Certains parents m'ont témoigné avoir presque 1000 $ à débourser pour acquitter les droits de scolarité de leurs deux enfants inscrits à l'école secondaire « publique » !

La gratuité scolaire semble révolue. Rien n'est gratuit, pas même le droit de s'instruire et d'apprendre pour acquérir une formation de base. L'égalité des chances est une valeur que nous avons délaissée.

À l'école publique aujourd'hui, vous avez droit à différents services et outils selon ce que vous déboursez. Vous pouvez aller au théâtre, visiter des musées, écouter un concert, etc. Puis, si vous payez moins, vous en avez moins ; si vous ne payez pas...

Lorsque des parents reçoivent une facture allant jusqu'à plus de 500 $ par enfant, c'est qu'ils ont inscrit leur progéniture dans un programme spécial pour répondre à ses intérêts. Spontanément, cela peut sembler juste. Ils en veulent plus, ils payent plus. Par conséquent, ceux qui en veulent moins payent moins. Cela vous semble juste, n'est-ce pas ?
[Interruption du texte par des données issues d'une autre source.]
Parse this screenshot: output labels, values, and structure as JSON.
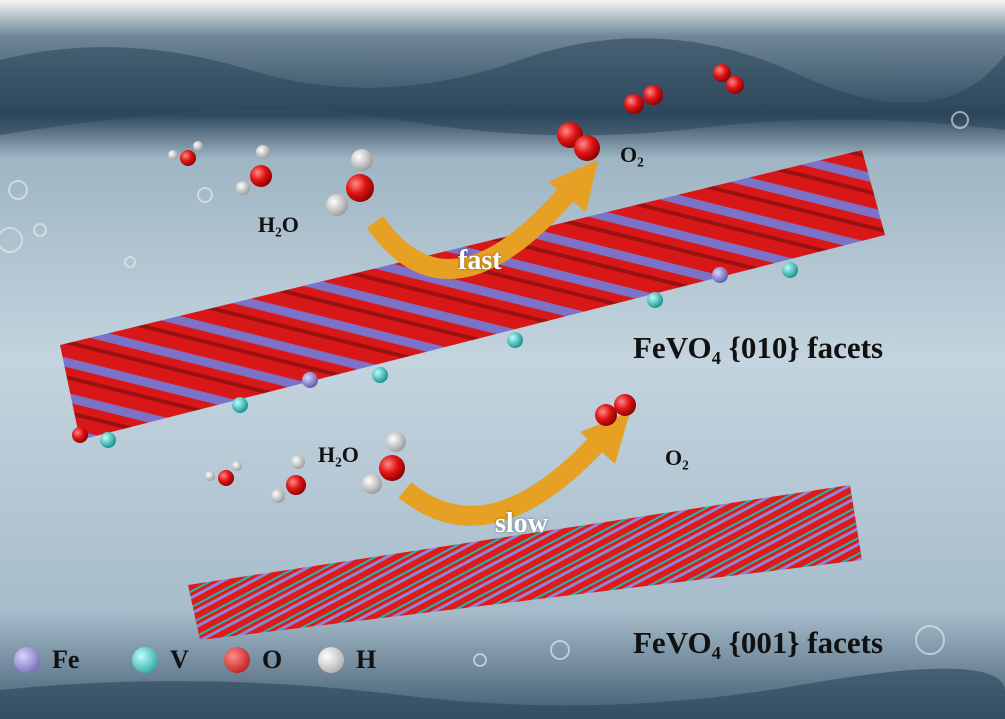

COMPÉTITION ET CLIENTÉLISME

Les programmes particuliers sont devenus une source de financement pour les établissements scolaires. Alors, les écoles n'hésitent pas à publiciser activement leurs programmes et inciter les jeunes à s'y inscrire. Elles rivalisent entre elles. La compétition et le clientélisme existent même au secteur public. Bien que cela force les équipes-écoles à se mobiliser et faire preuve de créativité dans l'élaboration de leur projet éducatif, des iniquités peuvent laisser des jeunes sur la touche.

Qu'advient-il quand un enfant a de l'intérêt ou du talent pour s'inscrire dans des concentrations particulières, et que ses parents ne disposent pas des ressources nécessaires face au « marché scolaire » pour lui permettre d'assouvir ses passions ?

Alors cet élève ne profite pas des mêmes moyens ni des ressources comparables à ses pairs pour poursuivre sa formation. Certains s'en aperçoivent très tôt ; dès le primaire. Cela se répercute sur leur motivation et leur persévérance scolaire.

Ce qui demeure plus navrant, c'est que le principe d'égalité ou de justice selon lequel on modélise nos écoles publiques nuit aux intérêts de toute la collectivité. En effet, les iniquités scolaires sont intimement reliées à une problématique qui gangrène tout le Québec : la sous-performance économique. Cependant, cette réalité échappe aux yeux de la majorité, à mon avis.

Je suis conscient que nos élèves « performent » remarquablement aux tests PISA. Cependant, ceux-là ne représentent qu'un échantillon de l'ensemble des jeunes qui fréquentent nos écoles. Qui plus est, certains d'entre eux ont déjà abandonné l'école avant d'être en âge pour participer aux PISA. Dans les faits, nos élèves demeurent moins nombreux qu'ailleurs à terminer une formation qualifiante. Néanmoins, cette formation s'avère appropriée.

D'ailleurs de nombreux enseignants doivent faire un travail hors pair, compte tenu des moyens dont ils disposent, puisque les élèves qui demeurent en classe se distinguent sur la scène internationale. Voilà un indice qui témoigne que notre système fonctionne pour quelques-uns. Certes, il y a des lacunes. Notre système scolaire peut être optimisé, voire actualisé, mais il n'a nul besoin de subir une sempiternelle réforme de ses programmes pédagogiques.

Le défi du réseau scolaire québécois revient à se doter des conditions nécessaires pour garder plus de jeunes en classe jusqu'à ce qu'ils obtiennent une qualification probante pour intégrer le marché du travail. Dans une telle perspective, les droits de scolarité à l'école publique peuvent être inéquitables puisqu'ils restreignent l'accès des jeunes et des adolescents issus de milieux socioéconomiques plus difficiles à une expérience scolaire stimulante comparable à celle de leurs pairs.

Je me soucie de cette problématique pour notre intérêt à tous. En soustrayant les ressources dûment requises aux jeunes issus des milieux les plus à risque pour leur offrir des chances égales, nous minons notre développement économique collectif.